Таттимбет

Поделись знанием:
Перейти к: навигация, поиск
Таттимбет
Полное имя

Таттимбет Казангап-улы

Дата рождения

1815(1815)

Место рождения

аул Мыржык, Улытауский велаят, Казахское ханство

Дата смерти

1862(1862)

Место смерти

аул Мыржык, Каркаралинский внешний округ, Семипалатинская область, Российская империя

Страна

Казахское ханство
Российская империя Российская империя

Профессии

композитор, домбрист, кюйши, общественный деятель

Инструменты

домбра

Жанры

кюй

Таттимбе́т Казанга́п-улы́ (каз. Тәттімбет Қазанғапұлы, 1815, аул Мыржык, ныне Каркаралинский район, Карагандинская область, Казахстан — 1862, там же) — казахский волостной правитель и дипломат, народный композитор-кюйши, домбрист, один из основателей центрально-казахстанской школы исполнения кюев в стиле шертпе.

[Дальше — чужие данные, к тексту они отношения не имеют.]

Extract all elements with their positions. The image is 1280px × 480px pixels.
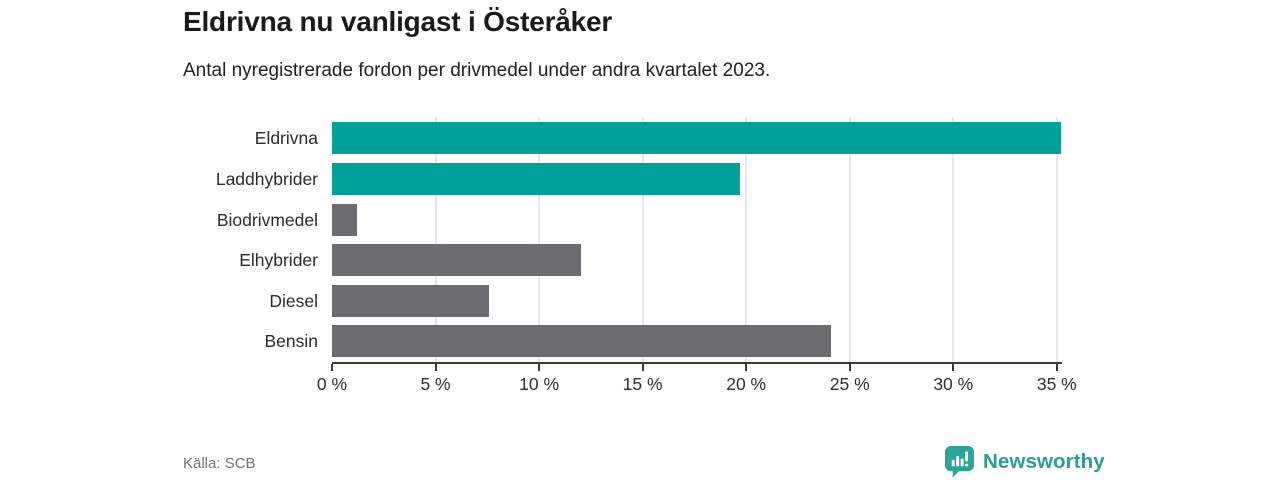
x-tick-label: 0 % xyxy=(316,374,348,394)
x-tick-label: 30 % xyxy=(933,374,974,394)
category-label-elhybrider: Elhybrider xyxy=(239,250,318,271)
bar-diesel xyxy=(332,284,490,317)
category-label-diesel: Diesel xyxy=(269,290,318,311)
x-gridline xyxy=(848,117,851,364)
category-label-laddhybrider: Laddhybrider xyxy=(215,168,318,189)
x-tick-label: 35 % xyxy=(1036,374,1077,394)
bar-biodrivmedel xyxy=(332,203,357,236)
x-gridline xyxy=(1055,117,1058,364)
x-tick-label: 15 % xyxy=(622,374,663,394)
category-label-bensin: Bensin xyxy=(264,331,318,352)
brand-name: Newsworthy xyxy=(983,449,1105,473)
x-axis-tick xyxy=(848,364,851,371)
bar-eldrivna xyxy=(332,122,1061,155)
newsworthy-chart-bubble-icon xyxy=(944,445,975,478)
x-gridline xyxy=(538,117,541,364)
chart-title: Eldrivna nu vanligast i Österåker xyxy=(183,6,613,37)
x-axis-tick xyxy=(538,364,541,371)
x-tick-label: 20 % xyxy=(726,374,767,394)
x-tick-label: 10 % xyxy=(519,374,560,394)
category-label-biodrivmedel: Biodrivmedel xyxy=(216,209,318,230)
x-gridline xyxy=(641,117,644,364)
x-axis-tick xyxy=(641,364,644,371)
x-gridline xyxy=(952,117,955,364)
x-axis-tick xyxy=(952,364,955,371)
category-label-eldrivna: Eldrivna xyxy=(254,128,318,149)
x-axis-tick xyxy=(1055,364,1058,371)
x-tick-label: 5 % xyxy=(420,374,451,394)
x-axis-tick xyxy=(434,364,437,371)
bar-laddhybrider xyxy=(332,162,740,195)
brand-logo: Newsworthy xyxy=(944,445,1105,478)
x-axis-tick xyxy=(331,364,333,371)
x-tick-label: 25 % xyxy=(829,374,870,394)
source-note: Källa: SCB xyxy=(183,455,256,472)
x-axis-tick xyxy=(745,364,748,371)
x-gridline xyxy=(434,117,437,364)
chart-subtitle: Antal nyregistrerade fordon per drivmede… xyxy=(183,60,771,81)
x-axis-line xyxy=(332,362,1062,364)
bar-elhybrider xyxy=(332,244,581,277)
bar-bensin xyxy=(332,325,832,358)
x-gridline xyxy=(745,117,748,364)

Таттимбет принадлежал к родовой знати, к старинной благородной и состоятельной семье из рода шаншар и увлечение музыкой сочеталось в его жизни с административной деятельностью. Среди его предков — знаменитый бий Каздаусты Казыбек би. Отец Казангап имел высокий воинский чин в царской армии. И сам Таттимбет был офицером российской армии. Таттимбет не знал нужды, которая была спутницей почти всех народных композиторов. Он был известен как серэ́, то есть артист, одевался богато и нарядно, и водил в нарядном уборе своих дорогих коней. Сохранилось предание, что у Таттимбета был конь Бозжорга́, которого он научил танцевать под звуки домбры. Когда он играл свой кюй «Кара жорга» («Вороной иноходец»), Бозжорга ходил в ритме кюя — то шагом, то иноходью, то убыстряя движения.





Творчество

Таттимбет — яркий представитель домбрового стиля «шертпе» — особый, «шелковистый» и трепетный звук извлекается не ударом по струнам всей кистью (энергичная западно-казахстанская школа «токпе» — Курмангазы, Даулеткерей, Махамбет), а путём шертпе — щипковым приемом, изящным перебором пальцев [www.kazakhistory.ru/post39.php].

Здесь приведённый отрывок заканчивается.